Barajar y dar de nuevo

Como admirador incondicional del más grande futbolista de la historia que soy –nadie me regaló tantas satisfacciones dentro del verde césped–, me resultaron tristísimos los exabruptos que, desde su acostumbrada incontinencia verbal, profirió Diego Maradona tras el cotejo con Uruguay. Si repasamos su historia personal, es cierto que el cúmulo de improperios lanzados hacia los periodistas no sorprenden en lo más mínimo, pero no por eso resultan menos indignantes.  Sobre todo, considerando que esas groserías surgidas de una rabia volcánica imbuida de rencor y aires vengativos, son absolutamente irreconciliables con la condición de un entrenador nacional que supuestamente debería actuar como formador de jóvenes, respetando el importantísimo rol que se le ha confiado y por el que tanto luchó.

Empero, identificado con aquella perenne estética nunca mejor representada que en su botín izquierdo, me produce todavía mayor preocupación lo que aconteció dentro del campo de juego, cómo se llegó finalmente a Sudáfrica. Si en lugar de arrojar una sarta de palabrotas, Maradona hubiese tirado cientos de tulipanes amarillos, el fracaso futbolístico de la selección argentina seguiría intacto.

Siempre he estimado que el fútbol totalmente logrado es únicamente aquel que suministra el triunfo asociado a lo bello de lo que es ingenioso como juego. Sin embargo, desde hace mucho tiempo a esta parte, ciertos mercaderes del fútbol se han encargado de instalar la premisa de que para ganar hay que dejar a un lado el bien jugar. Ejemplos que desmienten esta fórmula, como es sabido, sobran: sólo basta pensar en la selección de Brasil de 1970, considerado no por pocos como el mejor equipo de todos los tiempos. En consecuencia, cuando observo que un conjunto que se encuentra –por tradición y por materia prima actual– en la elite del fútbol mundial, sale a no perder un encuentro (frente a un rival ampliamente inferior) y no pisa el área rival en ochenta minutos de juego, dejando a todos con el corazón a cuatro manos, sólo siento decepción.

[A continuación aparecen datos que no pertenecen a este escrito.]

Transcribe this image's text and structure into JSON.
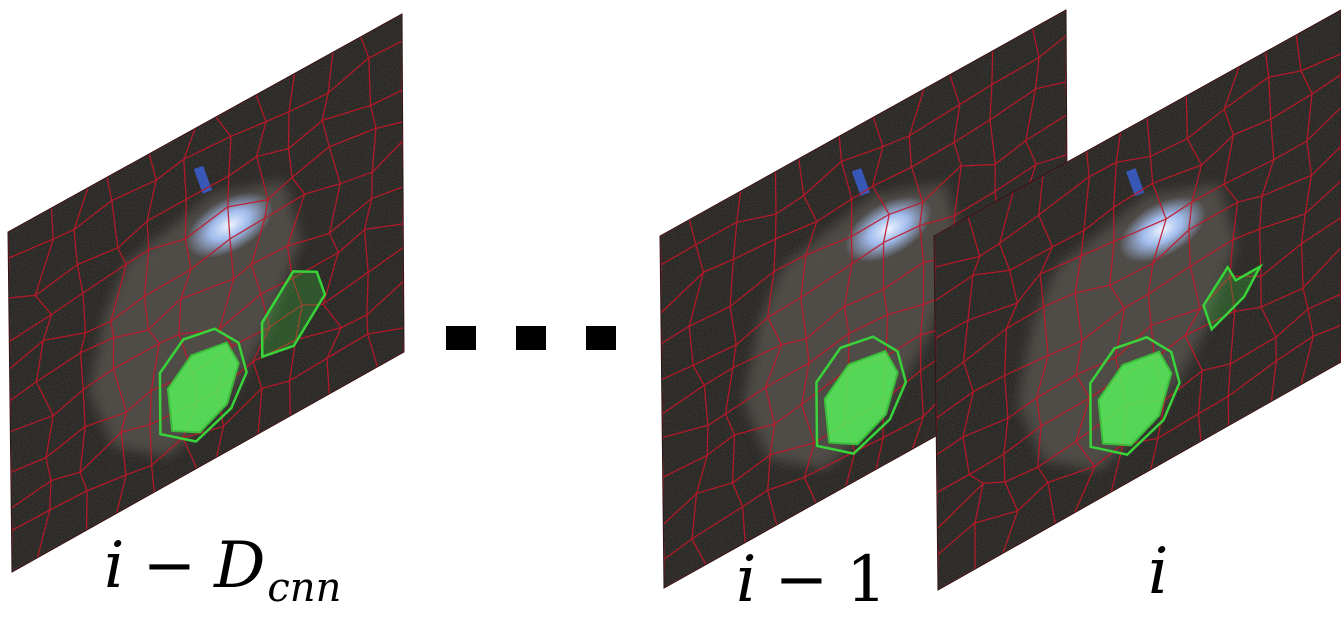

La moderada alegría que significa el pasaporte a Sudáfrica no debe hacer perder de vista que la selección (desde hace muchísimo) no posee una identidad colectiva, una idea clara de juego.

El fútbol que me gusta, lógicamente, tiene por objetivo ganar todos los partidos, todos los campeonatos. Pero ganar siempre no es sinónimo de ganar a cualquier precio. Y mucho menos especular con no perder. Planteos tácticos como el de Maradona en Montevideo deshonran la tradición futbolística argentina, encarnada precisamente por él mismo; porque siempre es más sencillo destruir que intentar construir, siempre resulta más fácil refugiarse en el área propia y cederle la iniciativa al contrario.

Maradona no ha comprendido todavía que el magro rendimiento futbolístico de su equipo no es culpa de quienes opinan –con mayor o menor conocimiento de la materia–. La responsabilidad no es de nadie más que de él y de los jugadores que selecciona: el enemigo es interno, no externo. Pretender otra cosa es querer tapar el sol con una mano. Ojalá se dé cuenta a tiempo que los golpes más duros no se los profiere el periodismo, sino él mismo, con su falta de auto-crítica, con sus bravuconadas, pero sobre todo, con el embotellamiento estético y conceptual de la selección que conduce.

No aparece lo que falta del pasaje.